作為屆時的第一線人員,李斂都是日夜操練著手下一眾天策府將士,務求在作戰之時能夠拿出最好的表現,至少…戰後活下來的兄弟能夠多幾個。
而馮子芝甚至比李斂更忙,他忙著加派人手滲透草原、整理從各地彙集而來,如雪花般的消息、示意自己埋伏在「被呼韓邪收買」的官員中傳出各種真真假假摻雜在一起的情報,還要繼續處理原本手上司禮監和東廠事務等,真正的忙得連飯也沒有空閒吃。
身為李斂的四大下屬之一,自家老大都這樣的忙碌,林寒自然責無旁貸,唯有「助紂為虐」,把已經叫苦連天的老兄弟們的訓練量再加重三成。當然,自己也有份一起同甘「共苦」。
既然三位長輩都這麼的日理萬機,自然都沒有空去管漪玉這個小丫頭了。
林寒隻是匆匆地向漪玉交代了接下來一個月的功課,就匆匆地上馬離開回營了。
臨離開前,他留下了一本劍譜給漪玉。
漪玉一看到劍譜封麵的四個字就驚喜不已。
劍譜名為秀水劍法,裡麵記載了一門輕劍劍法,可攻可守,可進可退,蓄勢待發。秀水劍法一共有六招,分彆是玉虹貫日、九溪彌煙、黃龍吐翠、平湖斷月、玉泉魚躍、夢泉虎跑。
這秀水劍法當然不是那個真的秀水劍法,這本秀水劍法是林寒前些日子求了李斂,李斂又求了太上皇讓林寒進了皇家武庫。
林寒憑借武庫內的幾十本上等劍譜,加上自己的經驗,不眠不休的整合演練了幾萬次,其間還多次找李斂、牛繼宗等人試招就得以著成這劍譜。

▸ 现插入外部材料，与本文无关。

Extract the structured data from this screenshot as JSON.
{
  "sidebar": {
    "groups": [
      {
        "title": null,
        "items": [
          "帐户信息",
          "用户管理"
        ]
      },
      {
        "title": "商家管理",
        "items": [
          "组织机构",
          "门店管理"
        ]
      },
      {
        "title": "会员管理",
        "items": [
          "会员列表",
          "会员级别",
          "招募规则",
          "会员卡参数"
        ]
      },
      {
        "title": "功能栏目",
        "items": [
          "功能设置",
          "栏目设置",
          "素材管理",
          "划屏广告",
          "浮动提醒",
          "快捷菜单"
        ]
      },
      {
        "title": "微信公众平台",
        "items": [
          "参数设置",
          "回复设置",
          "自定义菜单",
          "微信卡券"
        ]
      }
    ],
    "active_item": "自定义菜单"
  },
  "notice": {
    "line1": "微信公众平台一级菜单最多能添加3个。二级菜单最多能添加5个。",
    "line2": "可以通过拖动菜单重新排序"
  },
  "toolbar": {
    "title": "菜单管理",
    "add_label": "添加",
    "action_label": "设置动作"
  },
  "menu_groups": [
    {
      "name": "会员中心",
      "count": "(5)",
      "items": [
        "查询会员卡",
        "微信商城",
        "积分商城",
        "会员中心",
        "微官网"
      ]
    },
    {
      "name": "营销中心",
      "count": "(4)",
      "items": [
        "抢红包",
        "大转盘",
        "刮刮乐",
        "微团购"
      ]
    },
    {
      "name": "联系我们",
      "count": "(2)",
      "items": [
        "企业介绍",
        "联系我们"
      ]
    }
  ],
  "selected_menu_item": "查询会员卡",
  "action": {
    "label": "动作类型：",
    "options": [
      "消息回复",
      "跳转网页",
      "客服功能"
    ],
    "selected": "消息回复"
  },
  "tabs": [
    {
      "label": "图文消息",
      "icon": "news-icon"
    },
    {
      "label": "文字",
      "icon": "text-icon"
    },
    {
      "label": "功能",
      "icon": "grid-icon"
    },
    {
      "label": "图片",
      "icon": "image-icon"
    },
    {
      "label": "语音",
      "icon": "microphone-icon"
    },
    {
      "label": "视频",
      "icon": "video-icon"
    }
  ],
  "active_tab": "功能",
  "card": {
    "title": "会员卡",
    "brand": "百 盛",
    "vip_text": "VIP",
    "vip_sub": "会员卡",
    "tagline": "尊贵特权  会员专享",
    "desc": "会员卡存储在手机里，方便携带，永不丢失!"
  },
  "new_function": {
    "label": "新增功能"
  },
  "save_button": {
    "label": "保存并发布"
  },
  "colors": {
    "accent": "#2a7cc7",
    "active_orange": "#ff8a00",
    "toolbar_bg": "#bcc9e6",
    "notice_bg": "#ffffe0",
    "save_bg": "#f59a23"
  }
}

劍譜內的六招劍法都是按漪玉曾經所描述那藏劍山莊的秀水劍法的特性所創的,林寒可以說是耗儘心力和時間。對此,李斂曾多次勸說他,不過是一個小丫頭的胡思亂想,他怎生都成癡了!
但是,林寒沒有理會李斂的勸阻。
他還記得當自己說那問水訣、山居劍意都是騙小孩的時候,徒弟那倔強而失望的模樣。
內功不能輕易改動,但劍法總能寫上一套的。
寧可自家麻煩千遍,也不讓徒弟有絲毫的失望。
這就是林寒。
漪玉雖然未知道發生什麼事,但見李斂、馮子芝、林寒,甚至因著李璉很久沒有出現,被王熙鳳多次打探消息,自然也猜到可能有大事發生。儘管她現在還是個小孩子,但明白事理的她也不覺得自己受了冷落,隻是每天上午去冠軍侯府裡努力劍功、踏樁功外,多出來的那部分時間被她「妥善」運用了。
「紫英!紫英!」一身男孩裝扮的漪玉一路小跑。
「渏玉!慢點!不用急!」馮紫英從懷裡掏出帕子,輕輕地替漪玉通紅的小臉上抹汗。
「…我自己來吧!」漪玉一陣不好意思,連忙奪過帕子,自己抹起來。
自從在倚紅院一遇後,漪玉有一次趁下人都在忙的時候,偷偷溜出冠軍侯府。正好奇地瞧東瞧西之際,就碰上了馮紫英。馮紫英遇到「渏玉賢弟」都很是驚喜,帶著她去茶樓聽書、聽琴、吃佳肴美食、去天橋看戲法雜技。
有了第一次,自然就有了第二次、第三次、第四次……
冠軍侯的下人大部分都是李斂的親兵,小部分是番子或者馮子芝在外采買回來的下人等。親兵們除卻留了一隊人看大門和巡邏府裡之外,其他的都跟隨李斂回天策府加操了。而番子們隻是有幾個負責鎮守書房等要地外,其他都回東廠報道。最後被采買回來的下人們從被買回來的第一刻,便受番子警告他們不可在府裡閒逛,否則後果自負,所以在做完工作之後,他們都是縮回自己的院子裡,不會隨便外出。
由於情況特殊,所以漪玉每次在下人的照看下練完外功和樁功後,就告訴他們她要進房練內功,莫要隨便打擾她。她危言聳聽的恐嚇下人們說如果她練內功時被打擾,她會走火入魔、七孔流血雲雲,嚇得下人對天發誓不敢發出一絲一毫的聲響騷擾漪玉姑娘。
而成功恐嚇了下人的漪玉就悄悄地換上上次那套小男孩服飾,偷偷地溜出門與馮紫英相聚。
「我們今天去哪?去天橋看戲法?」漪玉興衝衝的問,她現在是絲毫不敢輕視古代人的智慧啊!上次她跟馮紫英去天橋時興致缺缺,以為隻不過是些什麼胸口碎大石、口中吐火之類的魔術,怎知道居然看到一個更高端的「口中生人」!天知道那八歲的小孩兒是如何被那變戲法從口中掏出來!?
「不,今天那變戲法的不在。」馮紫英自然知道漪玉想看的是什麼,他拍拍身邊的駿馬,「今天我帶你去鐵網山打獵!」
打獵!?
漪玉兩眼放光,但稍有一點遲疑:「好是好…但是……」去鐵網山就是要出城,要是趕不到時間回來,被發現自己偷偷出府的話……
馮紫英笑容爽朗的道:「放心吧!我一定會準時送你回冠軍侯府的!」
「來,走吧!」他一個翻身坐到馬背上,不給漪玉拒絕的機會,微微彎腰向她伸出右手。
「那……」漪玉微微咬唇,見得馮紫英期待的目光,定下決心,伸出手。
她心虛的想:小舅舅和小舅母應該不會生氣的吧?她有好好練完功才出去玩的,師父應該也不會怪她吧?
馮紫英愉悅地拉起漪玉,未等漪玉坐穩,他雙手抓緊韁繩,踢了踢身下駿馬,大喊一聲:「駕!」
漪玉還沒坐穩馬背,就感到馬兒已撒開四蹄向前奔去,她在馬背上被顛得一前一仰的。
「啊!」她不由得微微高呼了一聲,雙手連忙緊緊圈上馮紫英的腰。
「哈哈哈哈!」感受到身後人的貼近,馮紫英得意的大笑。
正是五陵年少金市東,銀鞍白馬度春風。